オリジナル家族をつくる「カレーファミリー制度」
「オリジナル家族」で定期的にカレーを食べに行く
「せどつく」から生まれた制度のひとつ「カレーファミリー制度」は、新入社員のための一風変わったメンター制度です。家長となる先輩社員と兄姉となる先輩社員がメンターとなり、新入社員と合わせて部署をまたいだ3人で構成される「オリジナル家族」を人事部が選抜し、定期的にカレーを食べる会を開催。
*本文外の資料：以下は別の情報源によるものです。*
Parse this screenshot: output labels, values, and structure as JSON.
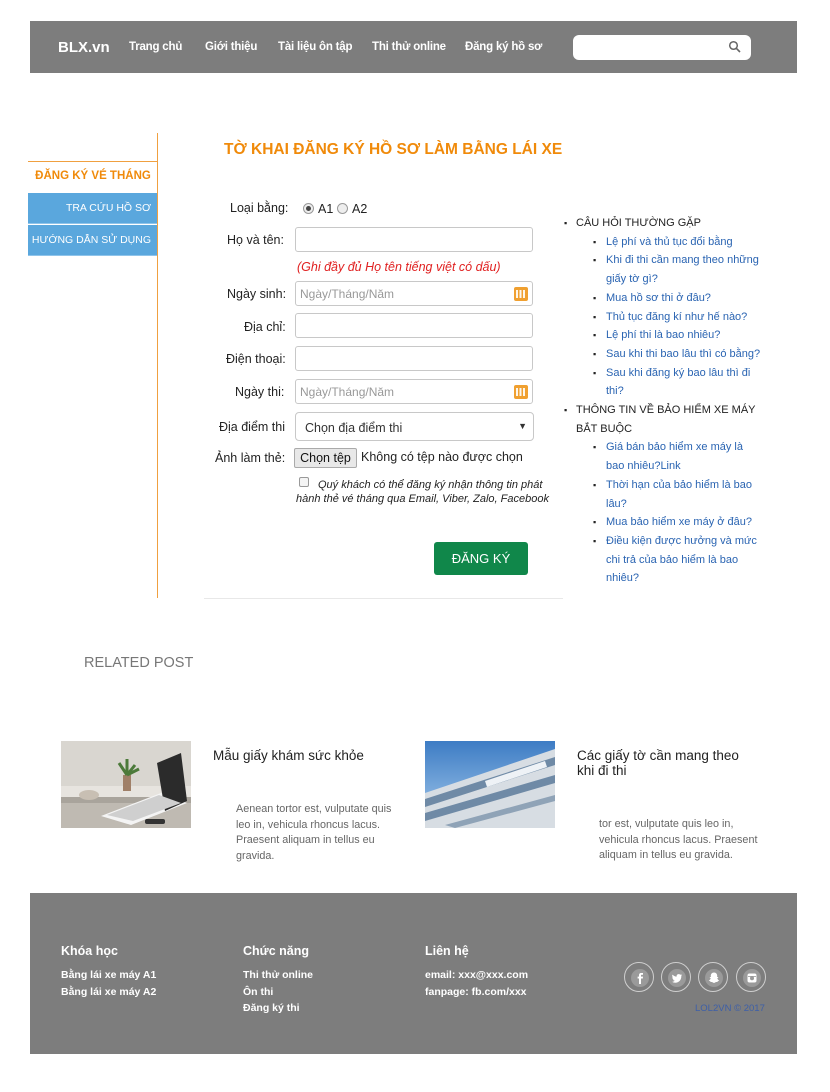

別部署の社員同士を家族にすることで、直属の上司や先輩には話しづらい相談をしたり、社内全体のコミュニケーションを促進したりすることを目的にしたといいます。
各年の5月・7月・9月の計3回行われ、時間帯や曜日は各家族に一任。カレーを食べる場所は飲食店ならどこでもよいそうです。カレーを食べる費用は会社から支給され、既存社員に人気のある制度ですが、新入社員の数しか家族がつくれないため、今では参加したくてもメンバーに入れない先輩社員もいるのだとか。
会社の未来について語る「キャンプファイヤーデー」
非日常空間でディスカッション
同じく「せどつく」から生まれた制度の「キャンプファイヤーデー」は、「社内コミュニケーション活性化」と「経営視点の向上」を目的に2017年から導入。実際にキャンプファイヤーができるバーベキュー場で開催されたそうです。
当日は全社員を5~6名のグループに分け、「会社の未来を本気で考える」というテーマでディスカッションを行ないます。この制度も、グループメンバーは部署をまたいだ社員で構成され、縦や横だけでなく“ななめ”のコミュニケーションも強化。非日常的な空間で話をすることで、社内ではつくりにくいリラックスした雰囲気を演出しているそうです。
ディスカッション後には懇親会も開催
「せどつく」でつくられた制度はほかにもあり、始業時間の1時間前に出社した社員に朝食が無料支給される「8活」や家族へ感謝の気持ちを伝えるための特別休暇を取得できる「家族へありが10(ありがとう)」。社員の結婚記念日にお祝い金が支給される「祝って22(ふうふ)」など、数多くあります。
これらの制度を導入した結果、ウエディングパークのカルチャーはより浸透され、社員が急増したにも関わらずより一体感は強くなっていると感じるとのこと。
また、採用面でも効果を発揮しており、キャッチーな制度名は会社説明会でも就活生に関心をもってもらうきっかけになるなど、ブランディングの役割も担っているそうです。